The redeveloped terminal was officially opened on 12 March 2010 by the Premier of Tasmania, David Bartlett.

Airlines and destinations

The Qantas Group is the dominant operator at Launceston airport, with Jetstar operating up to six daily flights to/from Melbourne, two daily flights to/from Sydney and one daily flight to/from Brisbane throughout the year. QantasLink has up to four flights daily to/from Melbourne. Virgin Australia up to five daily flights to/from Melbourne, one daily flight to/from Sydney as well as one flight on selected days to/from Brisbane seasonally.

Sharp Airlines offer up to three flights a day to Flinders Island and up to two flights a day to King Island via Burnie.
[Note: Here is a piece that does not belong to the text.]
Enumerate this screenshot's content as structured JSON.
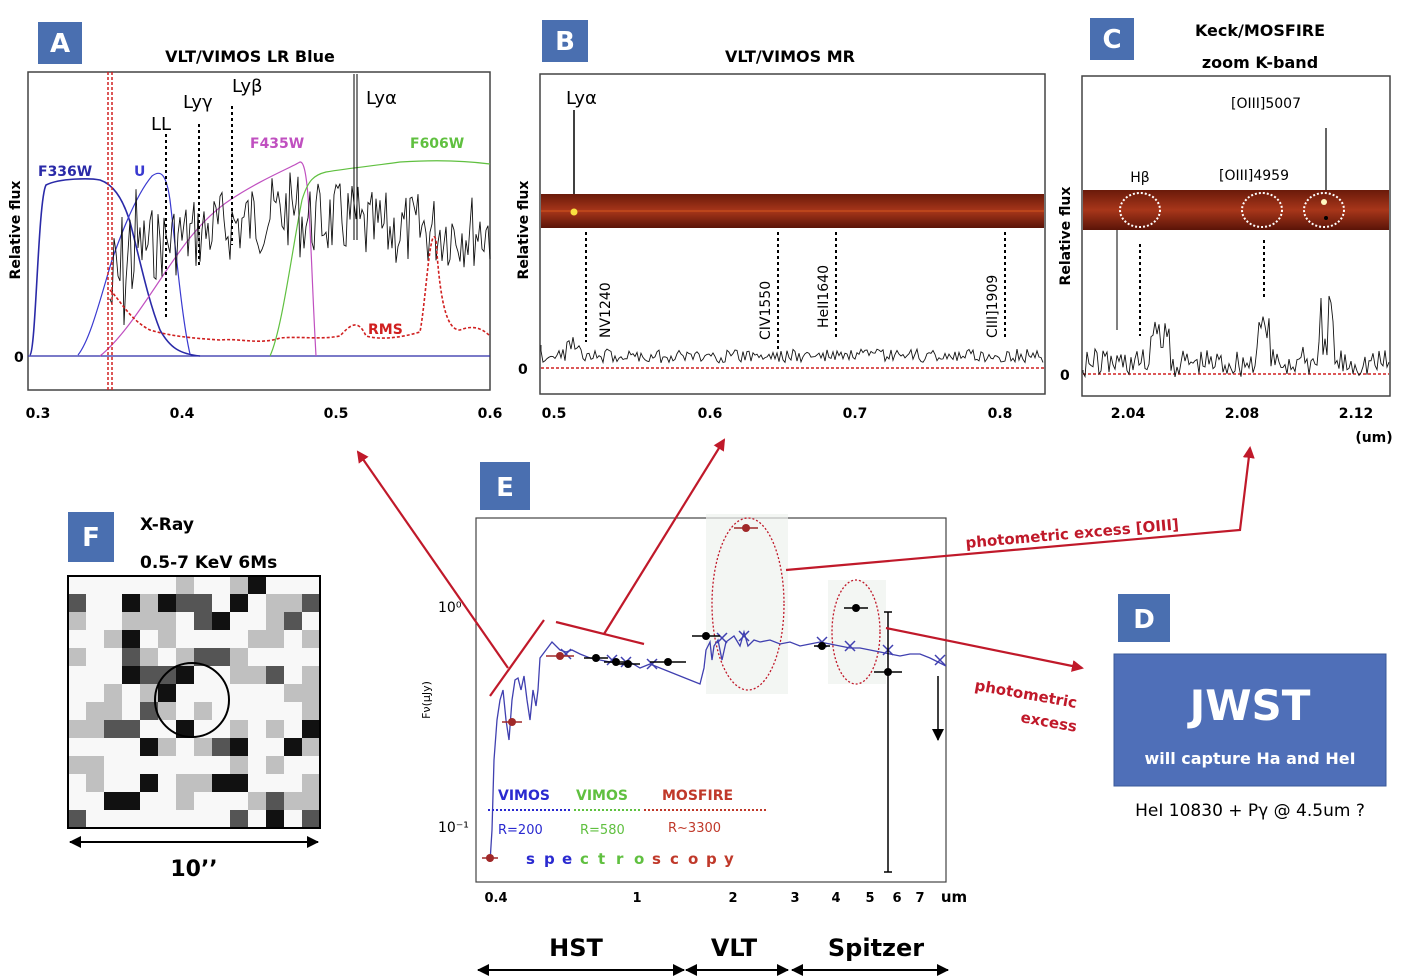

This service is reduced on weekends.

Airlines of Tasmania provide twice weekly services to both Cape Barren Island and Hobart, in addition to light aircraft charter.


Airlines of Tasmania Cape Barren Island, Flinders Island, Hobart–Cambridge
Jetstar Brisbane, Melbourne, Sydney
QantasLink Brisbane, Melbourne, Sydney
Sharp Airlines Burnie, Flinders Island, Hobart, King Island
Virgin Australia Adelaide, Brisbane, Melbourne, Sydney
Seasonal: Gold Coast, Perth


Qantas Freight Hobart, Melbourne
Toll Aviation Melbourne
Sharp Airlines Hobart

Traffic and statistics

Launceston Airport's passenger numbers have increased dramatically in recent years, significantly exceeding the airports forecasts in the Airport Master Plan 2005. The passenger numbers achieved in the 2007-08 fiscal year were not anticipated until at least fiscal year 2019–20.
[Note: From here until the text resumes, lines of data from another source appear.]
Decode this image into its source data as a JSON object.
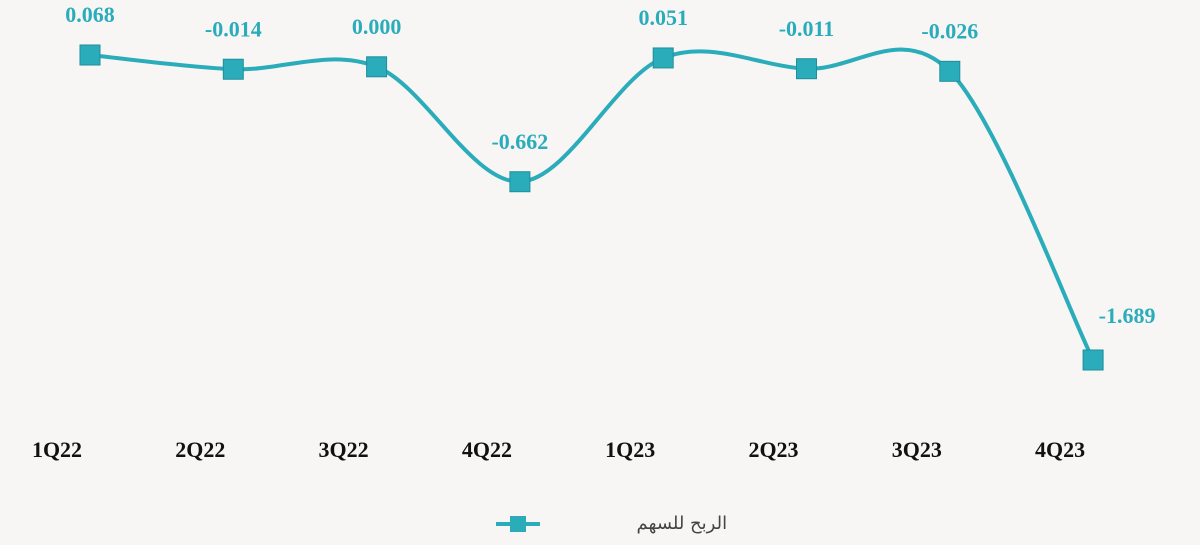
{
  "chart_data": {
    "type": "line",
    "categories": [
      "1Q22",
      "2Q22",
      "3Q22",
      "4Q22",
      "1Q23",
      "2Q23",
      "3Q23",
      "4Q23"
    ],
    "series": [
      {
        "name": "الربح للسهم",
        "color": "#2aacbb",
        "values": [
          0.068,
          -0.014,
          0.0,
          -0.662,
          0.051,
          -0.011,
          -0.026,
          -1.689
        ],
        "value_labels": [
          "0.068",
          "-0.014",
          "0.000",
          "-0.662",
          "0.051",
          "-0.011",
          "-0.026",
          "-1.689"
        ]
      }
    ],
    "legend": "bottom"
  }
}
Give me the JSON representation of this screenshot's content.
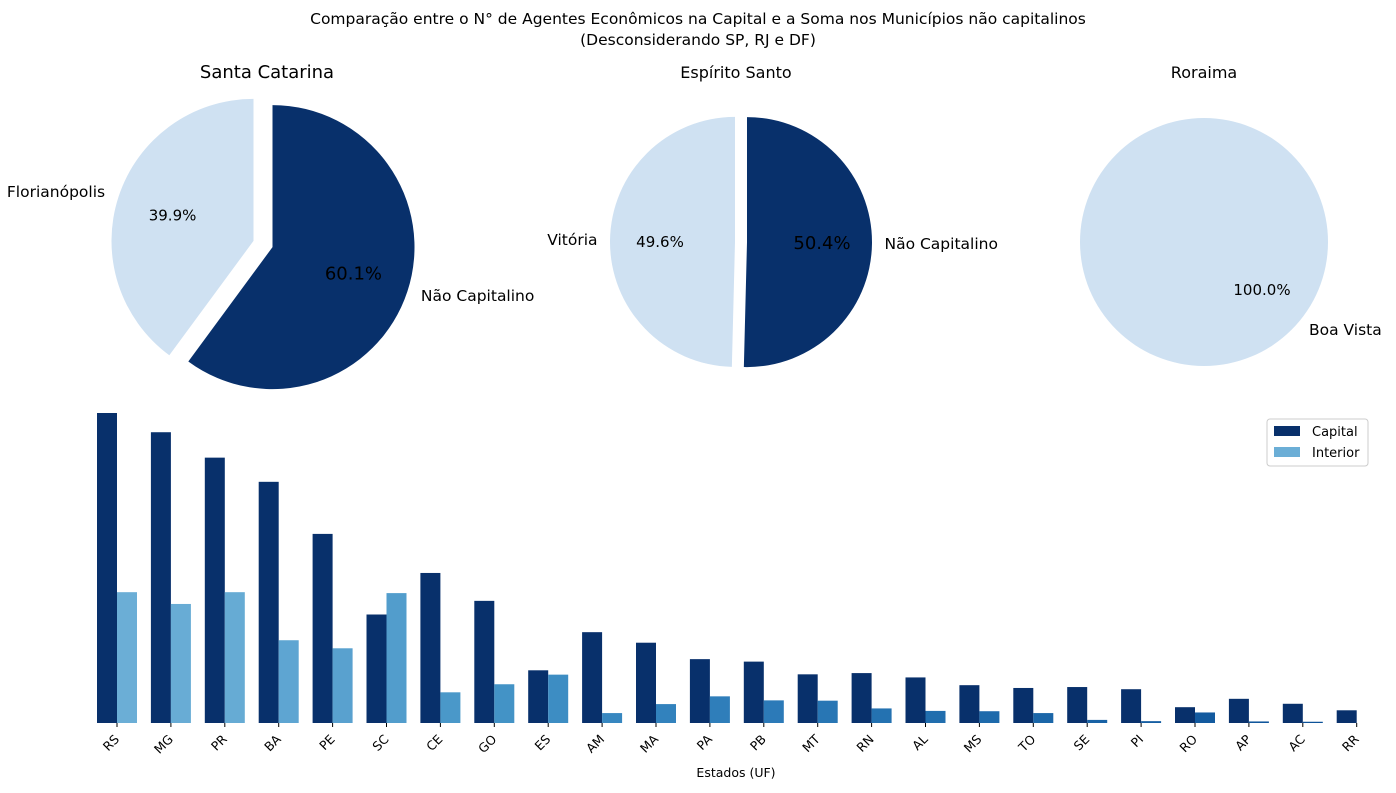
{
  "figure": {
    "title_line1": "Comparação entre o N° de Agentes Econômicos na Capital e a Soma nos Municípios não capitalinos",
    "title_line2": "(Desconsiderando SP, RJ e DF)"
  },
  "colors": {
    "capital_dark": "#08306b",
    "interior_light": "#cfe1f2",
    "legend_capital": "#08306b",
    "legend_interior": "#6baed6"
  },
  "chart_data": [
    {
      "type": "pie",
      "title": "Santa Catarina",
      "slices": [
        {
          "label": "Florianópolis",
          "value": 39.9,
          "pct_label": "39.9%",
          "color": "#cfe1f2"
        },
        {
          "label": "Não Capitalino",
          "value": 60.1,
          "pct_label": "60.1%",
          "color": "#08306b"
        }
      ]
    },
    {
      "type": "pie",
      "title": "Espírito Santo",
      "slices": [
        {
          "label": "Vitória",
          "value": 49.6,
          "pct_label": "49.6%",
          "color": "#cfe1f2"
        },
        {
          "label": "Não Capitalino",
          "value": 50.4,
          "pct_label": "50.4%",
          "color": "#08306b"
        }
      ]
    },
    {
      "type": "pie",
      "title": "Roraima",
      "slices": [
        {
          "label": "Boa Vista",
          "value": 100.0,
          "pct_label": "100.0%",
          "color": "#cfe1f2"
        }
      ]
    },
    {
      "type": "bar",
      "xlabel": "Estados (UF)",
      "ylabel": "",
      "categories": [
        "RS",
        "MG",
        "PR",
        "BA",
        "PE",
        "SC",
        "CE",
        "GO",
        "ES",
        "AM",
        "MA",
        "PA",
        "PB",
        "MT",
        "RN",
        "AL",
        "MS",
        "TO",
        "SE",
        "PI",
        "RO",
        "AP",
        "AC",
        "RR"
      ],
      "series": [
        {
          "name": "Capital",
          "values": [
            100.0,
            93.8,
            85.6,
            77.8,
            61.0,
            35.0,
            48.4,
            39.4,
            17.0,
            29.3,
            25.9,
            20.6,
            19.8,
            15.7,
            16.1,
            14.7,
            12.2,
            11.3,
            11.6,
            10.9,
            5.1,
            7.8,
            6.2,
            4.1
          ]
        },
        {
          "name": "Interior",
          "values": [
            42.2,
            38.4,
            42.2,
            26.7,
            24.1,
            41.9,
            9.9,
            12.5,
            15.6,
            3.2,
            6.1,
            8.6,
            7.3,
            7.2,
            4.7,
            3.9,
            3.8,
            3.2,
            1.0,
            0.6,
            3.4,
            0.5,
            0.4,
            0.0
          ]
        }
      ],
      "ylim": [
        0,
        100
      ],
      "grid": false,
      "legend_position": "top-right"
    }
  ]
}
Annual passenger traffic at LST airport. See Wikidata query.
Statistics for Launceston Airport
Year Total passengers Aircraft movements
1995-96 595,881
1996-97 586,661
1997-98 544,185
1998-99 520,000
1999-00 540,000 27,600
2000-01 520,000 26,400
2001-02 530,000 21,600
2002-03 580,000 14,900
2003-04 670,000 15,300
2004-05 820,000 15,000
2005-06 920,000 15,000
2006-07 990,000 14,500
2007-08 1,106,000
2008-09 1,127,000
2009-10 1,131,000
2010-11 1,156,000
2011-12 1,130,000
2012-13 1,184,000
2013-14 1,278,000
2014-15 1,293,000
2020-21 1,551,000
2025-26 1,848,000
2030-31 2,493,000


Busiest Domestic Passenger Routes out of Launceston Airport (Year ending June 2013)
Rank Airport Passengers handled % change
1 Melbourne 872,800 Increase4.4
2 Sydney 272,600 Increase22.4


Primary access to Launceston Airport is via private vehicles. Launceston Airport has a short term and a long term car park, as well as an overflow car park that can accommodate 150 cars. Public transport is not provided between Launceston Airport and the City of Launceston. Numerous taxi services are available as well as Airport Shuttle Buses that operate mainly from the City Centre to the airport but also connecting the Northwest Tasmanian towns of Devonport, Ulverstone and Burnie.
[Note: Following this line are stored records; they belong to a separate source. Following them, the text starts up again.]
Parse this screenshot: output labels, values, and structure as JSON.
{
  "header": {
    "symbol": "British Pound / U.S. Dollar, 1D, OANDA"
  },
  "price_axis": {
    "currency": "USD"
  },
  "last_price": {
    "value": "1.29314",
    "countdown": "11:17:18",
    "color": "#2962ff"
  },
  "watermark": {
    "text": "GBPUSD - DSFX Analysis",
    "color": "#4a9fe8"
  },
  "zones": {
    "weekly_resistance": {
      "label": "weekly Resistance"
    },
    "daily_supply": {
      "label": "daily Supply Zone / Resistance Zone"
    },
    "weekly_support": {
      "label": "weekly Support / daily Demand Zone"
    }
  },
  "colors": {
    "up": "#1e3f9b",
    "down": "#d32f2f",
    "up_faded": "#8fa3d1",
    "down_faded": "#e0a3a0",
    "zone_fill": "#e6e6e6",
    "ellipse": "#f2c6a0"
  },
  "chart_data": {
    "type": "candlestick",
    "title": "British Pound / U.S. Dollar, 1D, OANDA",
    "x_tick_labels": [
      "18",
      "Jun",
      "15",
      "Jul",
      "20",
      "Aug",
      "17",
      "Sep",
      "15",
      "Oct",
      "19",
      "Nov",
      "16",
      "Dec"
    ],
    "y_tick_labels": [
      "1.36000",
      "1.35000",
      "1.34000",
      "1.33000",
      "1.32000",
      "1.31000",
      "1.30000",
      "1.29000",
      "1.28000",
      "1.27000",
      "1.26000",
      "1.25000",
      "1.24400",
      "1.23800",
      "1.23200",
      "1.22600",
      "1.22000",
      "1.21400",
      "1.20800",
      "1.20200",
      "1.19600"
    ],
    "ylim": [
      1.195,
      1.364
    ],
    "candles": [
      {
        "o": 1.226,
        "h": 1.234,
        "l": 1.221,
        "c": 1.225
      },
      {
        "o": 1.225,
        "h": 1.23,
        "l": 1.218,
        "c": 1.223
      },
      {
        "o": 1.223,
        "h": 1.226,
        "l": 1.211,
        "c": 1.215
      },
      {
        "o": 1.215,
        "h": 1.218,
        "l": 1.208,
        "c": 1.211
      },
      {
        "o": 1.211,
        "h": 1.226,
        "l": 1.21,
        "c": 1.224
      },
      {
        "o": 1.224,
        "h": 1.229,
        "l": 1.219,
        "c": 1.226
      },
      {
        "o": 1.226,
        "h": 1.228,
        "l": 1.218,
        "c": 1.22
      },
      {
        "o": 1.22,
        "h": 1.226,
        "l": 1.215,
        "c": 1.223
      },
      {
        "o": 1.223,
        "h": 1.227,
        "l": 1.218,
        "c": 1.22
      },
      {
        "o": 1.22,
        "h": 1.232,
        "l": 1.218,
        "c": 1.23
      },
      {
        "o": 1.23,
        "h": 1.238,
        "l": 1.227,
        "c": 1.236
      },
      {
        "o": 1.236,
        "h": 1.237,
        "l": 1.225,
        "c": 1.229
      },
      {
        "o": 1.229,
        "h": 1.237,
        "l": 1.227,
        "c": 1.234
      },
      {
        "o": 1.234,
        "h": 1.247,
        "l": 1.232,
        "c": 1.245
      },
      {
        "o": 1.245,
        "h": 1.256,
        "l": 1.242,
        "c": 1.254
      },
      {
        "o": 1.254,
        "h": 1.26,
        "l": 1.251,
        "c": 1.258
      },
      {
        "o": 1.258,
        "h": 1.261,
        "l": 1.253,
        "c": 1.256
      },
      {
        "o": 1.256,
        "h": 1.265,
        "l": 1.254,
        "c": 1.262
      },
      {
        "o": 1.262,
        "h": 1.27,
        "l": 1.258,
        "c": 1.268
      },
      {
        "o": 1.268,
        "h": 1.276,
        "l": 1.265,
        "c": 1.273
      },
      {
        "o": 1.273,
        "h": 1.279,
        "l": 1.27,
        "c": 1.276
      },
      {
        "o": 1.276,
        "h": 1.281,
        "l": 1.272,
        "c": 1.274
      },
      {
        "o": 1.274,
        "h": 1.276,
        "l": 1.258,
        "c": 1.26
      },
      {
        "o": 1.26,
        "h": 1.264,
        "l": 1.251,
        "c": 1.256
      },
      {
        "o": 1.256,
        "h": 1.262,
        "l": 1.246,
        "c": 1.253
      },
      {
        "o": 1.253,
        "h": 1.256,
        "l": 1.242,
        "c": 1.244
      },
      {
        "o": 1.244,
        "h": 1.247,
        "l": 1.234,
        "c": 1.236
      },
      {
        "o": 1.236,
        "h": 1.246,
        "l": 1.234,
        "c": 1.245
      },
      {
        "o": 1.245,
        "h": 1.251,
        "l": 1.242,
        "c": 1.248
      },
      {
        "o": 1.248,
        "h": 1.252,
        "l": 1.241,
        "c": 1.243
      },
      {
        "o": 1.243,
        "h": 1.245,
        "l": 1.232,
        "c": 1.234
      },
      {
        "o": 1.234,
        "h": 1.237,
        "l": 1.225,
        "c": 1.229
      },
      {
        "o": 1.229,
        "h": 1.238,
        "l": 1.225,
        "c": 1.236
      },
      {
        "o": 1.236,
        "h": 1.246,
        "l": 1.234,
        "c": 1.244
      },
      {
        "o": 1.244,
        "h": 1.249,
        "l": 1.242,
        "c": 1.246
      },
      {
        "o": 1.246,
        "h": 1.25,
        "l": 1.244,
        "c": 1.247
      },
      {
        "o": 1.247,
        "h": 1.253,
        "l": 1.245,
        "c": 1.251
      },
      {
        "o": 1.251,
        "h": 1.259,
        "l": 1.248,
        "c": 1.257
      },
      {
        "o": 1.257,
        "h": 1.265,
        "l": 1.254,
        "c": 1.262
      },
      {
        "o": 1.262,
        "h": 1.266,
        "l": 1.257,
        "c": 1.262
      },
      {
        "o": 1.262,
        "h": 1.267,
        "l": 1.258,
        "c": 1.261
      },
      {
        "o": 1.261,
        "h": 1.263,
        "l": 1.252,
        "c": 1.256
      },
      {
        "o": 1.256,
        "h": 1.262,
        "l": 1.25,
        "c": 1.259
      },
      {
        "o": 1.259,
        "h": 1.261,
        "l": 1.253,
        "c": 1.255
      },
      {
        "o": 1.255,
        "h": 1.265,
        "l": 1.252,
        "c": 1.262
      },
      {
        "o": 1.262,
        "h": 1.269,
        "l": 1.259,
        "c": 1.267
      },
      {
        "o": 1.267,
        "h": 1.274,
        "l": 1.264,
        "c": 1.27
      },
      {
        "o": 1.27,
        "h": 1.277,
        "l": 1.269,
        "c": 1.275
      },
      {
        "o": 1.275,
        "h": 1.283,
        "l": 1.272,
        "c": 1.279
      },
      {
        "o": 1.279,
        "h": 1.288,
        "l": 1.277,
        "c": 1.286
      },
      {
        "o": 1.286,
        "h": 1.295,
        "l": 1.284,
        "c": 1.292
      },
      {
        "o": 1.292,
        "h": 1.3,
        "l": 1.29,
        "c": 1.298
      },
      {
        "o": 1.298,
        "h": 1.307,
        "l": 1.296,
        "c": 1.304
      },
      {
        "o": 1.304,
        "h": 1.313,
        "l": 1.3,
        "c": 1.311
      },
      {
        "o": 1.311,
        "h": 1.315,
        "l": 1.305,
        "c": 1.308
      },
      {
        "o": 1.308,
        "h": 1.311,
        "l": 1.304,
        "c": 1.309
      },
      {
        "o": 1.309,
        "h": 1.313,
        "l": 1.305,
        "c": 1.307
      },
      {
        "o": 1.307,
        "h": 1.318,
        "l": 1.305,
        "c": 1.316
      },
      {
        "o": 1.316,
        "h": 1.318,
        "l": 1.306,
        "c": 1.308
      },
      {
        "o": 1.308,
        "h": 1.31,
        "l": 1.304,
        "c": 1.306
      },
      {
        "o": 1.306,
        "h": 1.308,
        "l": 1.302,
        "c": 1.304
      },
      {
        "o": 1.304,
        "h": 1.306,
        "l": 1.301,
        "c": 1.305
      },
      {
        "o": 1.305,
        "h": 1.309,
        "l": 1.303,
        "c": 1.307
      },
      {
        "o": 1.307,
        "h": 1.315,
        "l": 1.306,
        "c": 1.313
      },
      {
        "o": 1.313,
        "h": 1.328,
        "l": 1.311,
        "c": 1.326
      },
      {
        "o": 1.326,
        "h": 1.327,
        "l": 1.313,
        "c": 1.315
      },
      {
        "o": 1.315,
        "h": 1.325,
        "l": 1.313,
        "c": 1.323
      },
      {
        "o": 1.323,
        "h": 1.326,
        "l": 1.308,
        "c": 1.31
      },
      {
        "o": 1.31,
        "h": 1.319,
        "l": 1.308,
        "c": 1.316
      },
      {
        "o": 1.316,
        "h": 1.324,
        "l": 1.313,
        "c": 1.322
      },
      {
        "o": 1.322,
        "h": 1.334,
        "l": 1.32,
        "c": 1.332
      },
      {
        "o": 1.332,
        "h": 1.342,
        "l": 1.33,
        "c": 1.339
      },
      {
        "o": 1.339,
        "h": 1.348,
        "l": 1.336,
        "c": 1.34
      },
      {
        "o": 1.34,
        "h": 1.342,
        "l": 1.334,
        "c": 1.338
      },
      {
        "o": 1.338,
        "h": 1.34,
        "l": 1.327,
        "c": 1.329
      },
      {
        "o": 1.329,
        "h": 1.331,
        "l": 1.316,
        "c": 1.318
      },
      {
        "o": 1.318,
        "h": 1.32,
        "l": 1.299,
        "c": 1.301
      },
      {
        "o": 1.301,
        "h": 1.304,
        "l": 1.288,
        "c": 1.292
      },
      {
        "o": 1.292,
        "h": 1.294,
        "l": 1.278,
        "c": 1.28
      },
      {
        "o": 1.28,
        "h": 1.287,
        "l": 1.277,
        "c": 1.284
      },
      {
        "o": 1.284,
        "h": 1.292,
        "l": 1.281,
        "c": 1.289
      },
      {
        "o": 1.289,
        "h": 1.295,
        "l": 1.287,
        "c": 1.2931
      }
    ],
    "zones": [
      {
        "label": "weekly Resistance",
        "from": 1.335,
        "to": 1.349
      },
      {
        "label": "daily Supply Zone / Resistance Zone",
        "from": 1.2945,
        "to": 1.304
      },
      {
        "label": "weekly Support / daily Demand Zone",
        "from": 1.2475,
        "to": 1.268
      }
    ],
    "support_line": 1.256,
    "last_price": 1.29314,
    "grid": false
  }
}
Tassielink Transit bus route "Evandale-Perth-Longford- Cressy" with three daily buses calling on Evandale Road outside Launceston Airport (no services on Sundays and Public Holidays).

Accidents and incidents

On 29 May 2003, Qantas Flight 1737 – en route from Melbourne Airport – was involved in an attempted hijacking shortly after takeoff. The would-be hijacker, a passenger named David Robinson, intended to fly the aircraft into the Walls of Jerusalem National Park located in central Tasmania. The flight attendants and passengers successfully subdued and restrained Robinson, and the aircraft returned to Melbourne, where it landed safely.